To demonstrate the difference between baseball when I was young and baseball today, let me give you an example from the 1950s New York Yankees.

Manager Casey Stengel platooned his two exceptional left fielders, Gene Woodling and Hank Bauer.

Stengel considered the left-hand hitting Woodling the best defensive outfielder in the American League. And he admired the right-handed Bauer for his foot speed, bat control and tenacity.

In 1957, the Yankees trailed 3 games to 2 against the Milwaukee Braves. In the seventh inning of game six, Bauer homered to put the Yankees up one run, 3-2.

As Bauer rounded the bases, he didn't pump his fists or point his fingers into the air. Bauer kept his head down as he ran briskly toward home plate. And when he reached the dugout, his teammates paid no attention to him.

There were no high fives and no chest banging. Bauer simply sat down at the end of the bench.

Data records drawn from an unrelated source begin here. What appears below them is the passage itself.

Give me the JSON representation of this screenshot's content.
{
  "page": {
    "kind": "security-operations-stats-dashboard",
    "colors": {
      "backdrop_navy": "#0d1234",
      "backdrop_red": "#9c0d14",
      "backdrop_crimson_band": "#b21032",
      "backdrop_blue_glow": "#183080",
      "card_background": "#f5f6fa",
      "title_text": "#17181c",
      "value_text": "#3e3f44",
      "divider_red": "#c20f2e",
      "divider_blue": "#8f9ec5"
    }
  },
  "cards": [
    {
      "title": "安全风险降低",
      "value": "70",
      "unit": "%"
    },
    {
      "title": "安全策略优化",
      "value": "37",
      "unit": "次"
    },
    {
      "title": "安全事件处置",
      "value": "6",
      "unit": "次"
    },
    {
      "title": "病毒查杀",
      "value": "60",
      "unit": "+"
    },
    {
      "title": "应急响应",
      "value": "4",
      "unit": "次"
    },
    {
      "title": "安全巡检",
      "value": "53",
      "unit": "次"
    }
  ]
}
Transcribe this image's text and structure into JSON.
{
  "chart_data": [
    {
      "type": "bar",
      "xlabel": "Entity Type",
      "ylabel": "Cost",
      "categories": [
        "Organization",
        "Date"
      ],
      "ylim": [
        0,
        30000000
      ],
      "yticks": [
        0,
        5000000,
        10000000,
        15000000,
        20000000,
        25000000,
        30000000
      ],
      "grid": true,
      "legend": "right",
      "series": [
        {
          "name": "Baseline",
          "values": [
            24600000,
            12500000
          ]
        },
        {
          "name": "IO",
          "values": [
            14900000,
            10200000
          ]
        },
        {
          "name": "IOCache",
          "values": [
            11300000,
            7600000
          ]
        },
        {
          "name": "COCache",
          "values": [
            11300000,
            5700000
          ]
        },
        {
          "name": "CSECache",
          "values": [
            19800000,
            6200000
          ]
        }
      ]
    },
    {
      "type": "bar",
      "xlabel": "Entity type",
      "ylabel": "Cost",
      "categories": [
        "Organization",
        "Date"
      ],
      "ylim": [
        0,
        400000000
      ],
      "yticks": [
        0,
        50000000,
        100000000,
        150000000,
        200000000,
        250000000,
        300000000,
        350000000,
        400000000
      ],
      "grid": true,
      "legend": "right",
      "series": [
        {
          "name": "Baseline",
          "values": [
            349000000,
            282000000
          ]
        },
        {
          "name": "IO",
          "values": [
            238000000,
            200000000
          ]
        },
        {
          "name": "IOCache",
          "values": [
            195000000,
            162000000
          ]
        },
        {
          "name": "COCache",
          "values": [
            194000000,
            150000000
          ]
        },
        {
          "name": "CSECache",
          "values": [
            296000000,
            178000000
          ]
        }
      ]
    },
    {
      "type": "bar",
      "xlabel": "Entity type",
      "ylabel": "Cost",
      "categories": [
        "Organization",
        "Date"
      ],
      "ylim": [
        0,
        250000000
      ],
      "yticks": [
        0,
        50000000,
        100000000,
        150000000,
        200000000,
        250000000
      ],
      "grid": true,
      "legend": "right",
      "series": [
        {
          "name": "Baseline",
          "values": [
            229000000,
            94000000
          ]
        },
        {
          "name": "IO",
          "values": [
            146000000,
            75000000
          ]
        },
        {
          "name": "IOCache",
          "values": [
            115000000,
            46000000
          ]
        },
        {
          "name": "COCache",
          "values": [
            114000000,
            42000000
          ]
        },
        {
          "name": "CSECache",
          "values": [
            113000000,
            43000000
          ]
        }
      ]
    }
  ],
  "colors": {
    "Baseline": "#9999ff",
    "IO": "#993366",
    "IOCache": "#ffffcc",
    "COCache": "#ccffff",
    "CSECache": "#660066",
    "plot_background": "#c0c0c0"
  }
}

The reason that Bauer and his fellow Yankees showed no emotion is because the game was far from over. Two innings remained in a one-run game….plenty of time for the Braves to pull it out.

And even though the Yankees won that game, the seventh game still loomed.

In short, Bauer knew that baseball is a team sport. And the time to celebrate was when the World Series ended and the Yankees won.

Bauer played baseball the way it should be played—hard and clean.

That's the way I chose to remember baseball.

Joe Guzzardi [email him], an instructor in English at the Lodi Adult School, has been writing a weekly column since 1988. It currently appears in the Lodi News-Sentinel.